FXStreet (Guatemala) - Valeria Bednarik, chief analysts at FXStreet explained that a dull Monday ended with the safe-haven currencies generally higher and the dollar mixed across the board, with the EUR/USD advancing up to 1.1247 in the American afternoon, and having spent the rest of the day consolidating nearby.
Key Quotes:
"Financial markets were all about sentiment this Monday, with increasing fear of Chinese economic slowdown spreading worldwide leading the way.
Data coming from the US was soft, as the PCE figures for August showed that personal income shrank to 0.3%, while spending rose to 0.4%. Monthly basis, the PCE price index came out at 0.0%, but advanced to 1.3% from previous 1.2% yearly basis. Pending home sales retreated in the same month, down 1.4% against expectations of a 0.5% advance. FED's officers fueled uncertainty, with Dudley stating that he expects the FED to hike later this year, but saying that will depend on upcoming data. Chicago FED's Evans on the other hand, resulted quite dovish, saying that he prefers a later lift-off to avoid the risk of lowering inflation."

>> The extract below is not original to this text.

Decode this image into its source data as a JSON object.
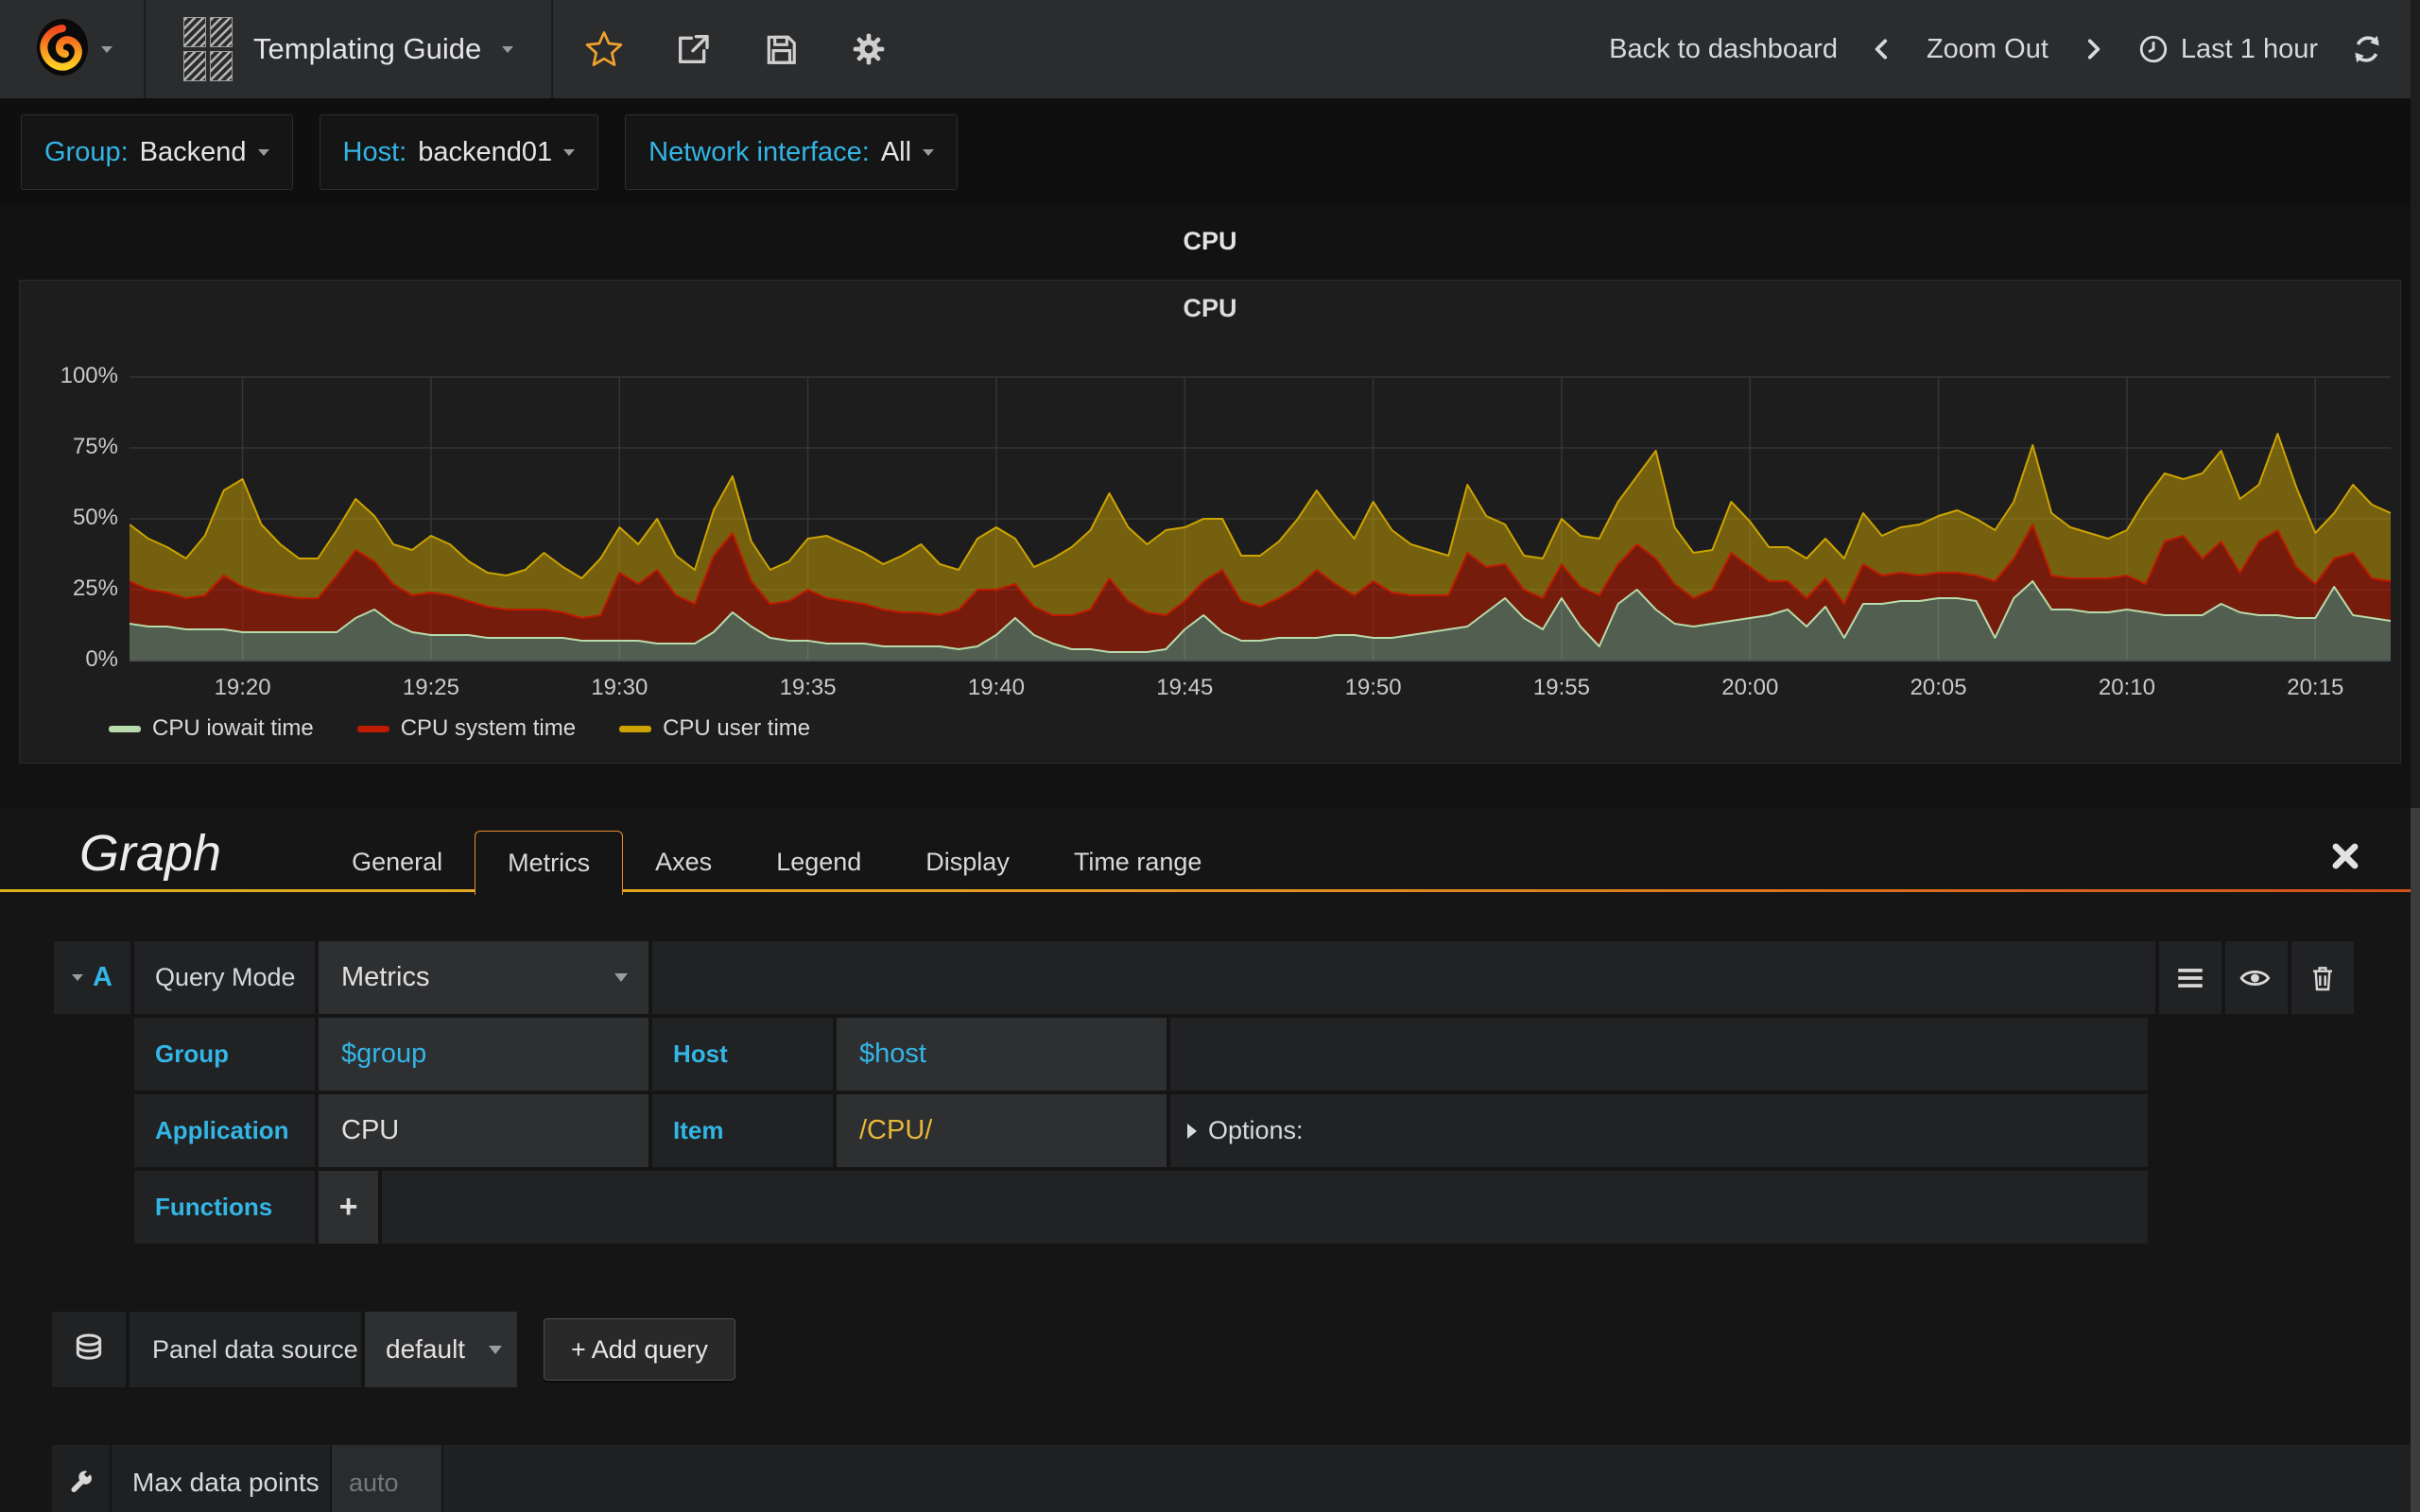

"Technically, the short term picture for the EUR/USD pair has turned slightly positive, although the pair stalled its intraday advance around a key static resistance level. But the 1 hour chart shows that the price is hovering around its 200 SMA after accelerating above the 100 and 20 SMAs, whilst the Momentum indicator heads slightly higher above the 100 level and the RSI indicator advances slowly around 64."
"In the 4 hours chart the price advanced above its 20 SMA, now offering an intraday support around 1.1200, whilst the RSI indicator turned north and advanced beyond 50 supporting additional advances towards the 1.1335 region for this Tuesday, on renewed demand beyond the mentioned daily high."